What types of exercise are good for menopausal women?
Strength training is crucial to preserve muscle and to avoid slowing down the body’s ability to burn calories. Women lose up to 5% of their lean muscle tissue with each decade, beginning in their 30s. That rate increases after the age of 65. “[Strength training is] as critical to your health as mammograms and annual doctor visits, and it can alleviate nearly all of the health and emotional frustrations that women face today,” said Holly Perkins, author of Women’s Health Lift to Get Lean and founder of Women’s Strength Nation, quoted in Prevention magazine. “And it becomes even more critical once you hit 50.”

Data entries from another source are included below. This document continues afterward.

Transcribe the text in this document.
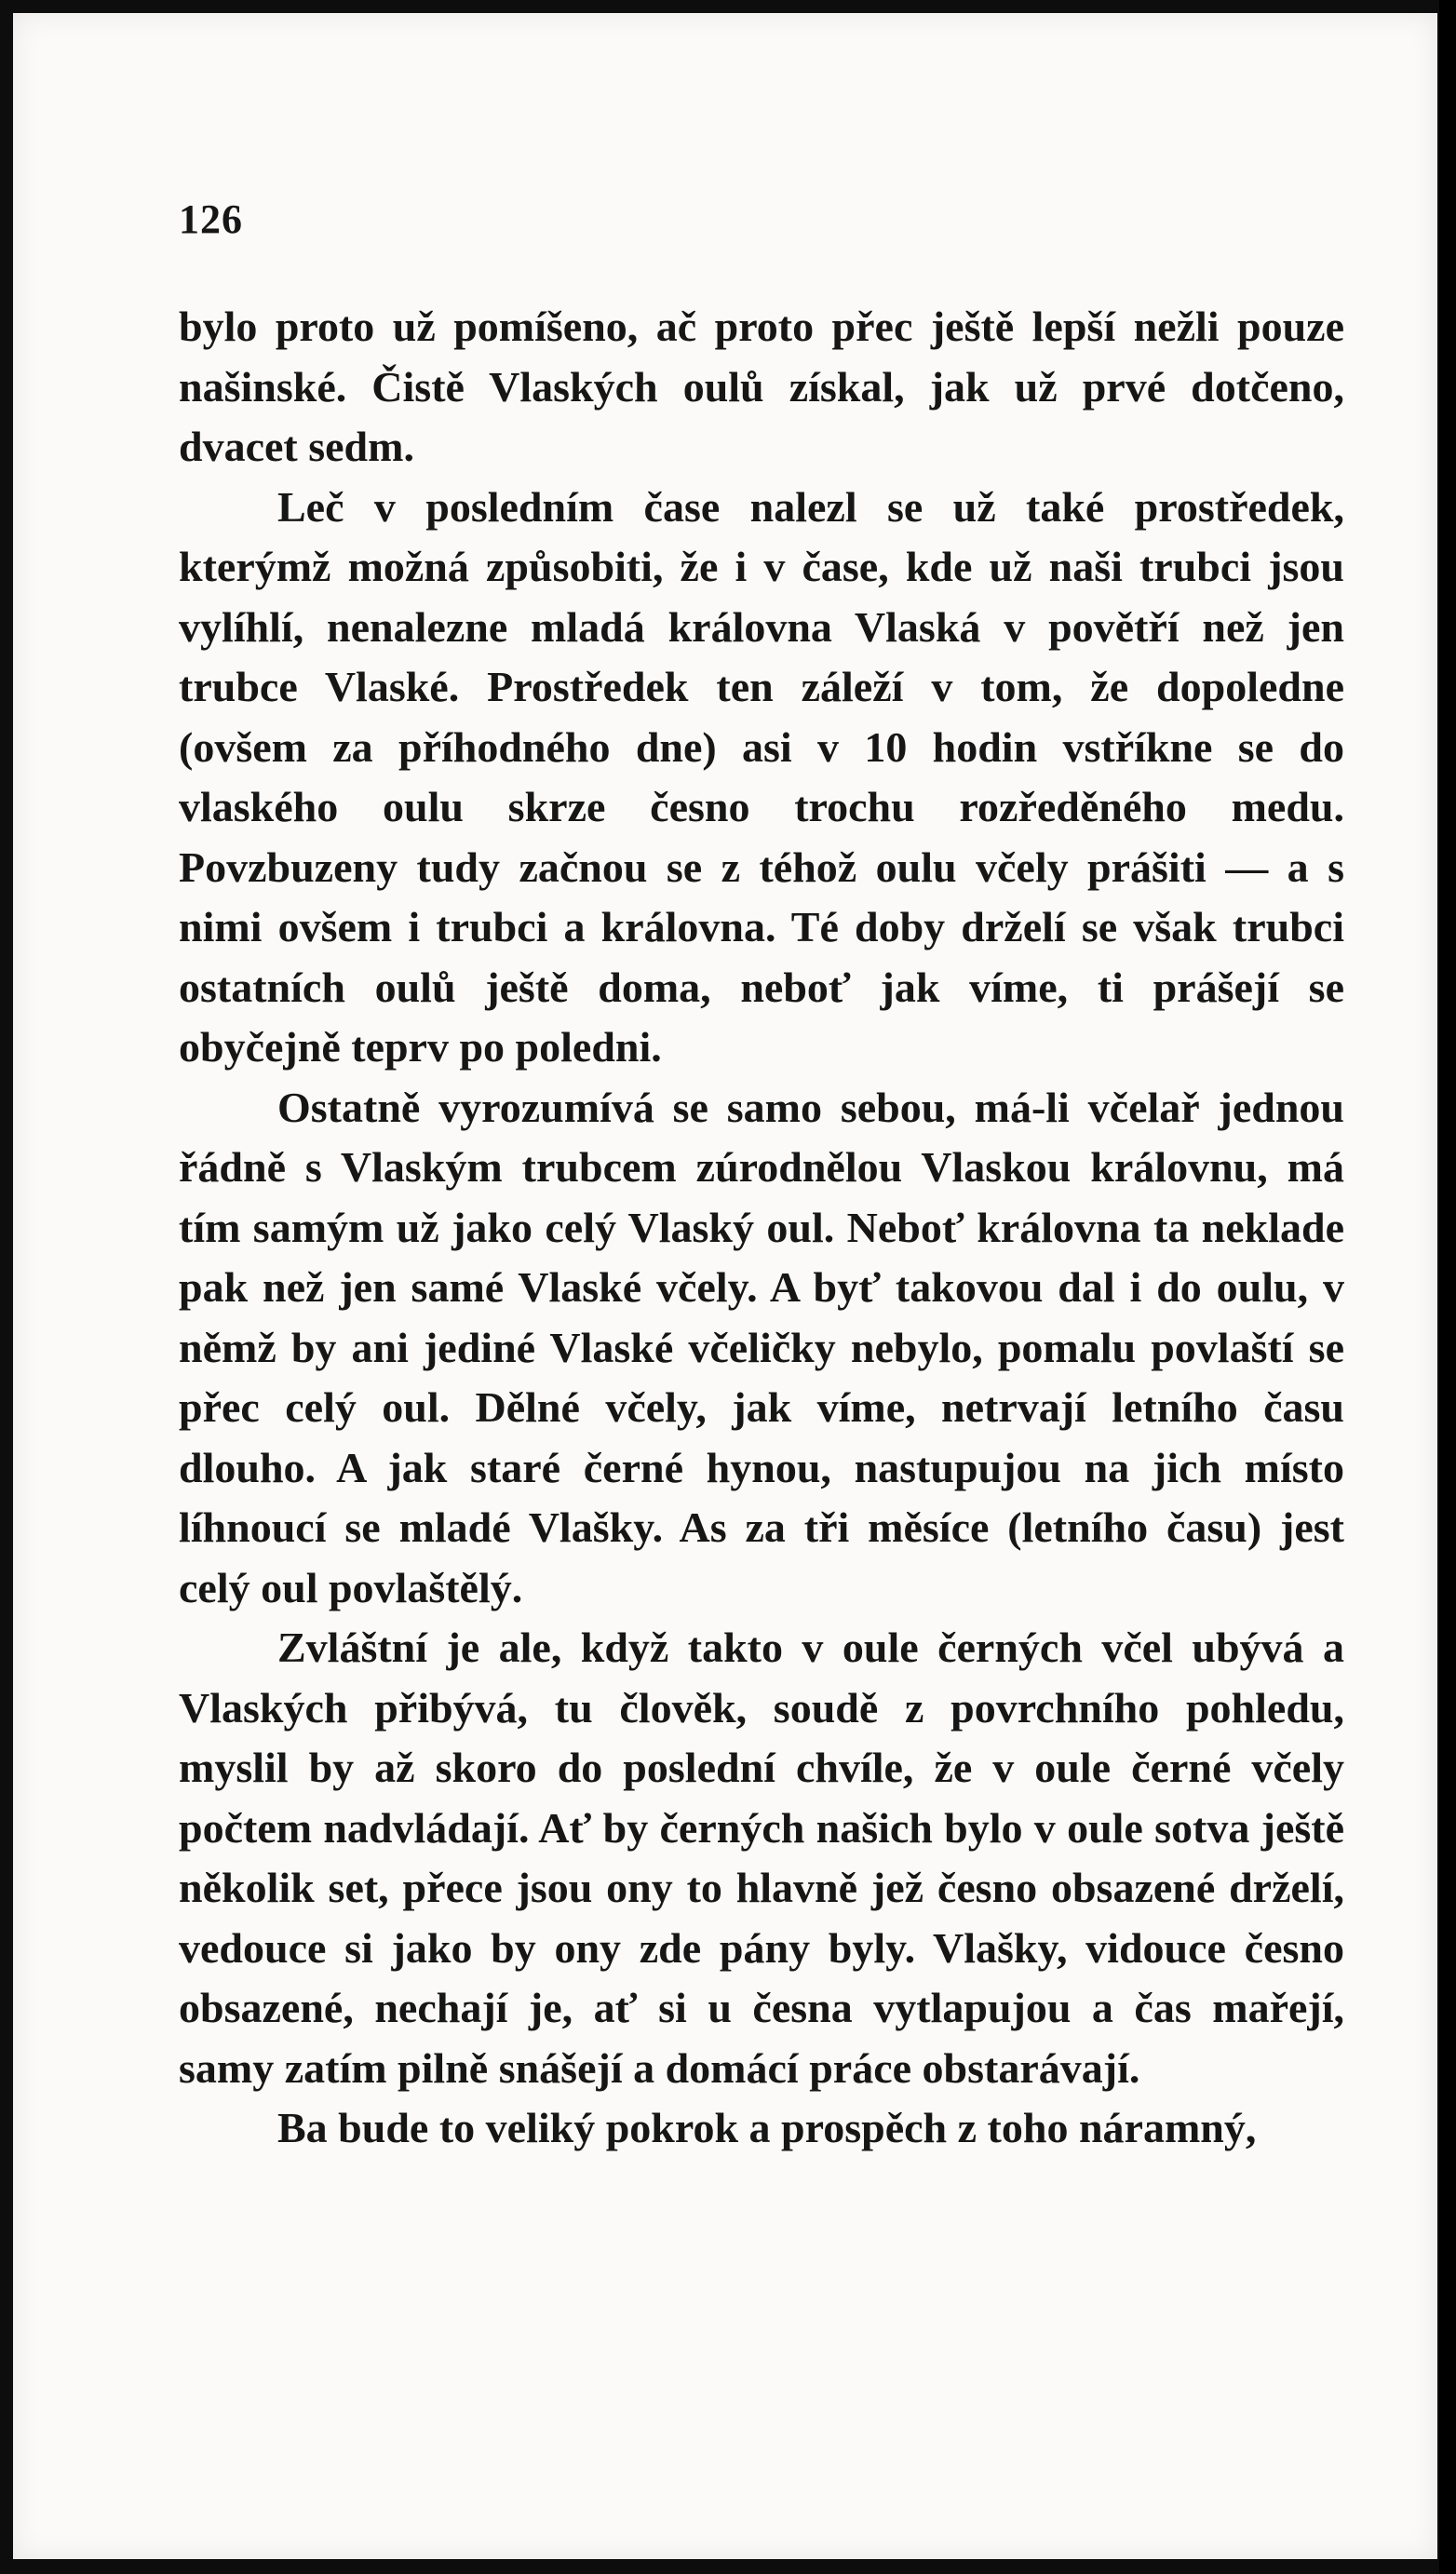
126

bylo proto už pomíšeno, ač proto přec ještě lepší nežli pouze našinské. Čistě Vlaských oulů získal, jak už prvé dotčeno, dvacet sedm.

Leč v posledním čase nalezl se už také prostředek, kterýmž možná způsobiti, že i v čase, kde už naši trubci jsou vylíhlí, nenalezne mladá královna Vlaská v povětří než jen trubce Vlaské. Prostředek ten záleží v tom, že dopoledne (ovšem za příhodného dne) asi v 10 hodin vstříkne se do vlaského oulu skrze česno trochu rozředěného medu. Povzbuzeny tudy začnou se z téhož oulu včely prášiti — a s nimi ovšem i trubci a královna. Té doby drželí se však trubci ostatních oulů ještě doma, neboť jak víme, ti prášejí se obyčejně teprv po poledni.

Ostatně vyrozumívá se samo sebou, má-li včelař jednou řádně s Vlaským trubcem zúrodnělou Vlaskou královnu, má tím samým už jako celý Vlaský oul. Neboť královna ta neklade pak než jen samé Vlaské včely. A byť takovou dal i do oulu, v němž by ani jediné Vlaské včeličky nebylo, pomalu povlaští se přec celý oul. Dělné včely, jak víme, netrvají letního času dlouho. A jak staré černé hynou, nastupujou na jich místo líhnoucí se mladé Vlašky. As za tři měsíce (letního času) jest celý oul povlaštělý.

Zvláštní je ale, když takto v oule černých včel ubývá a Vlaských přibývá, tu člověk, soudě z povrchního pohledu, myslil by až skoro do poslední chvíle, že v oule černé včely počtem nadvládají. Ať by černých našich bylo v oule sotva ještě několik set, přece jsou ony to hlavně jež česno obsazené drželí, vedouce si jako by ony zde pány byly. Vlašky, vidouce česno obsazené, nechají je, ať si u česna vytlapujou a čas mařejí, samy zatím pilně snášejí a domácí práce obstarávají.

Ba bude to veliký pokrok a prospěch z toho náramný,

Perkins recommends a full-body routine for strength building, performed twice a week. The particular exercises she recommends are published in the Prevention article. This basic strength training routine can be supplemented by other types of exercise that promote fitness, including walking, swimming, yoga and dancing.
One reason metabolism slows with age is the loss of muscle mass. By doing weight training exercises, you can maintain a higher metabolism and fight weight gain.
Is it too late to start an exercise program if you’re menopausal?
The simple answer to that question is no. Even if you’ve been a couch potato for many years, you can start an exercise program that will burn calories and fat, build muscle strength and make you feel better all around. Just start slowly — choose activities you like and gradually increase the intensity as you get stronger. Naturally, it’s a good idea to consult your physician about the safety of your exercise routine, taking into account your state of health and medications you take, etc.